In the standard \((\mathrm{x},\mathrm{y})\) coordinate plane, the graph of |3x| + |7y| = 21 is a parallelogram with 2 vertices...

Let's visualize this problem to make it crystal clear.

Phase 1: Understanding the Shape

The equation \(|3\mathrm{x}| + |7\mathrm{y}| = 21\) creates a special quadrilateral.
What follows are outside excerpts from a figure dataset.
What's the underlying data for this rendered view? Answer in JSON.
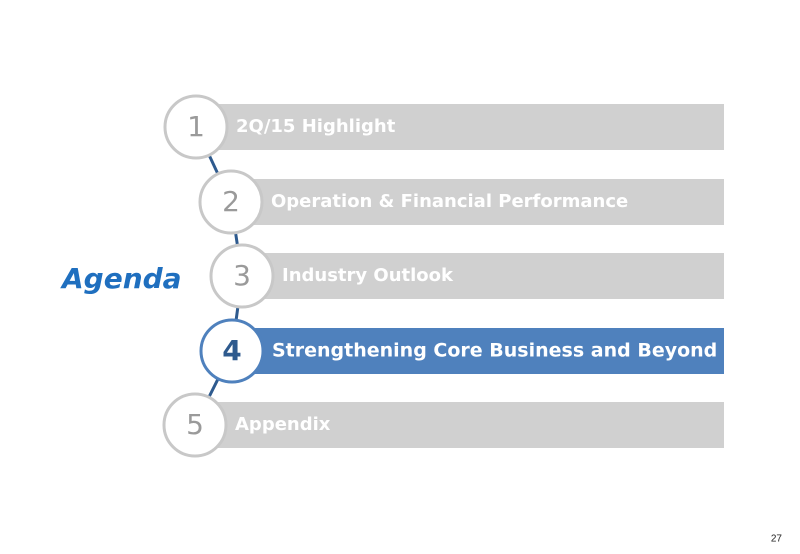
{
  "title": "Agenda",
  "items": [
    {
      "number": "1",
      "label": "2Q/15 Highlight",
      "highlighted": false
    },
    {
      "number": "2",
      "label": "Operation & Financial Performance",
      "highlighted": false
    },
    {
      "number": "3",
      "label": "Industry Outlook",
      "highlighted": false
    },
    {
      "number": "4",
      "label": "Strengthening Core Business and Beyond",
      "highlighted": true
    },
    {
      "number": "5",
      "label": "Appendix",
      "highlighted": false
    }
  ],
  "page_number": "27"
}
Let's find its vertices by determining where it crosses the axes.

Finding x-axis intersections (where y = 0):

• \(|3\mathrm{x}| + |7(0)| = 21\)
• \(|3\mathrm{x}| = 21\)
• \(|\mathrm{x}| = 7\)
• So \(\mathrm{x} = 7\) or \(\mathrm{x} = -7\)
• Vertices on x-axis: \((7, 0)\) and \((-7, 0)\)

Finding y-axis intersections (where x = 0):

• \(|3(0)| + |7\mathrm{y}| = 21\)
• \(|7\mathrm{y}| = 21\)
• \(|\mathrm{y}| = 3\)
• So \(\mathrm{y} = 3\) or \(\mathrm{y} = -3\)
• Vertices on y-axis: \((0, 3)\) and \((0, -3)\)

Phase 2: Visualizing the Parallelogram

Let's draw this parallelogram:

       (0,3)
         |
         |
(-7,0)---+---(7,0)  
         |
         |
       (0,-3)

The four vertices form a rhombus (special parallelogram) centered at the origin.

Phase 3: Finding the Diagonal Lengths

Horizontal diagonal H:

• Connects \((-7, 0)\) to \((7, 0)\)
• \(\mathrm{H} = 7 - (-7) = 14\) coordinate units

Vertical diagonal V:

• Connects \((0, -3)\) to \((0, 3)\)
• \(\mathrm{V} = 3 - (-3) = 6\) coordinate units

Phase 4: Solution

From our analysis:

• \(\mathrm{H} = 14\) (horizontal diagonal length)
• \(\mathrm{V} = 6\) (vertical diagonal length)

Answer:

• For H: Select 14
• For V: Select 6